Michael J. Sandel - Was man für Geld nicht kaufen kann / What Money Can't Buy

  • Waren sie für eine lange Zeit auf das Gebiet des wirtschaftlichen Handelns beschränkt, haben sich im Zeitalter des Internets, der Globalisierung und der Allverfügbarkeit der menschlichen Arbeitskraft die Regeln und die Gesetze des sogenannten Marktes auf fast alle Lebensbereiche ausgeweitet, Sie haben Bereiche infiltriert und besetzt, die eigentlich außerhalb des Konsums und des Strebens nach Mehrwert liegen sollten. Zum Beispiel in der Medizin, in der Kunst, im Sport, in der Erziehung und immer mehr auch im Bereich der Familie und der Partnerschaft zwischen Menschen.


    Immer mehr Menschen halten das für unerträglich, sehen sich aber meistens außerstande, sich wirkungsvoll und nachhaltig gegen solche Tendenzen zu wehren und ihre Selbständigkeit und auch die Autonomie ihrer moralischen Urteilskraft zu bewahren. Die westlichen Demokratien haben sich von Marktwirtschaften zu regelrechten Marktgesellschaften verwandelt, in der nur zählt, was einen Preis hat, bewertbar und (ver)käuflich ist.

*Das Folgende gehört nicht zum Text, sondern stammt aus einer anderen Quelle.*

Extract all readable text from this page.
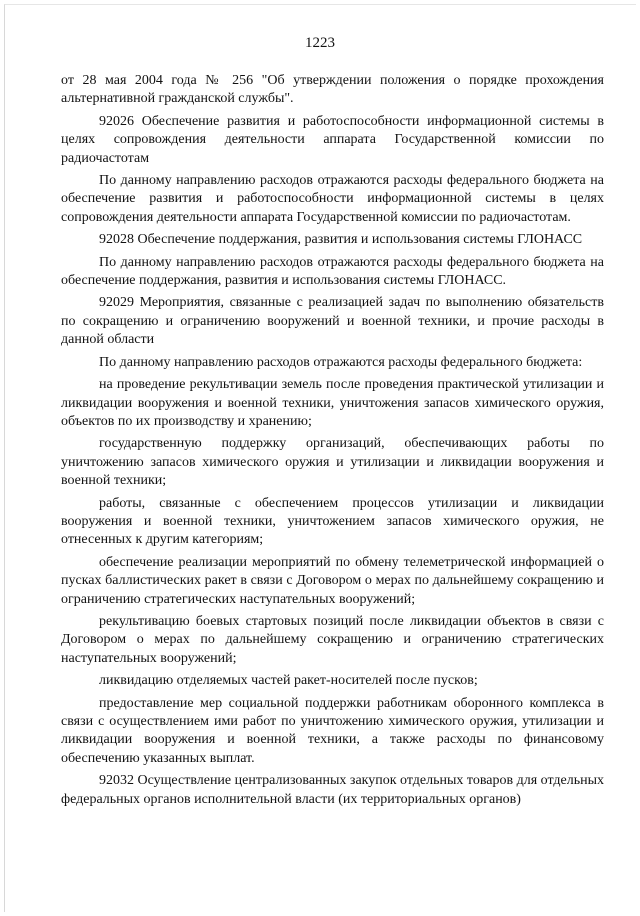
1223

от 28 мая 2004 года № 256 "Об утверждении положения о порядке прохождения альтернативной гражданской службы".

92026 Обеспечение развития и работоспособности информационной системы в целях сопровождения деятельности аппарата Государственной комиссии по радиочастотам

По данному направлению расходов отражаются расходы федерального бюджета на обеспечение развития и работоспособности информационной системы в целях сопровождения деятельности аппарата Государственной комиссии по радиочастотам.

92028 Обеспечение поддержания, развития и использования системы ГЛОНАСС

По данному направлению расходов отражаются расходы федерального бюджета на обеспечение поддержания, развития и использования системы ГЛОНАСС.

92029 Мероприятия, связанные с реализацией задач по выполнению обязательств по сокращению и ограничению вооружений и военной техники, и прочие расходы в данной области

По данному направлению расходов отражаются расходы федерального бюджета:

на проведение рекультивации земель после проведения практической утилизации и ликвидации вооружения и военной техники, уничтожения запасов химического оружия, объектов по их производству и хранению;

государственную поддержку организаций, обеспечивающих работы по уничтожению запасов химического оружия и утилизации и ликвидации вооружения и военной техники;

работы, связанные с обеспечением процессов утилизации и ликвидации вооружения и военной техники, уничтожением запасов химического оружия, не отнесенных к другим категориям;

обеспечение реализации мероприятий по обмену телеметрической информацией о пусках баллистических ракет в связи с Договором о мерах по дальнейшему сокращению и ограничению стратегических наступательных вооружений;

рекультивацию боевых стартовых позиций после ликвидации объектов в связи с Договором о мерах по дальнейшему сокращению и ограничению стратегических наступательных вооружений;

ликвидацию отделяемых частей ракет-носителей после пусков;

предоставление мер социальной поддержки работникам оборонного комплекса в связи с осуществлением ими работ по уничтожению химического оружия, утилизации и ликвидации вооружения и военной техники, а также расходы по финансовому обеспечению указанных выплат.

92032 Осуществление централизованных закупок отдельных товаров для отдельных федеральных органов исполнительной власти (их территориальных органов)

    Bedroht sind dadurch nicht nur zahllose zivilisatorische Errungenschaften, sondern auch die moralischen Grenzen haben sich bedenklich verschoben. Wie, so fragt der amerikanische Philosoph Michael J. Sandel, der 2008 in einem bemerkenswerten Buch bei Berlin University Press ein „Plädoyer gegen die Perfektion“ hielt und über die Ethik im Zeitalter der genetischen Technik nachdachte, können wir all das, „was man für Geld nicht kaufen kann“ bewahren und dem Markt die moralischen Grenzen setzen, die nötig sind, soll unsere Humanität und Menschenwürde nicht vor die Hunde gehen.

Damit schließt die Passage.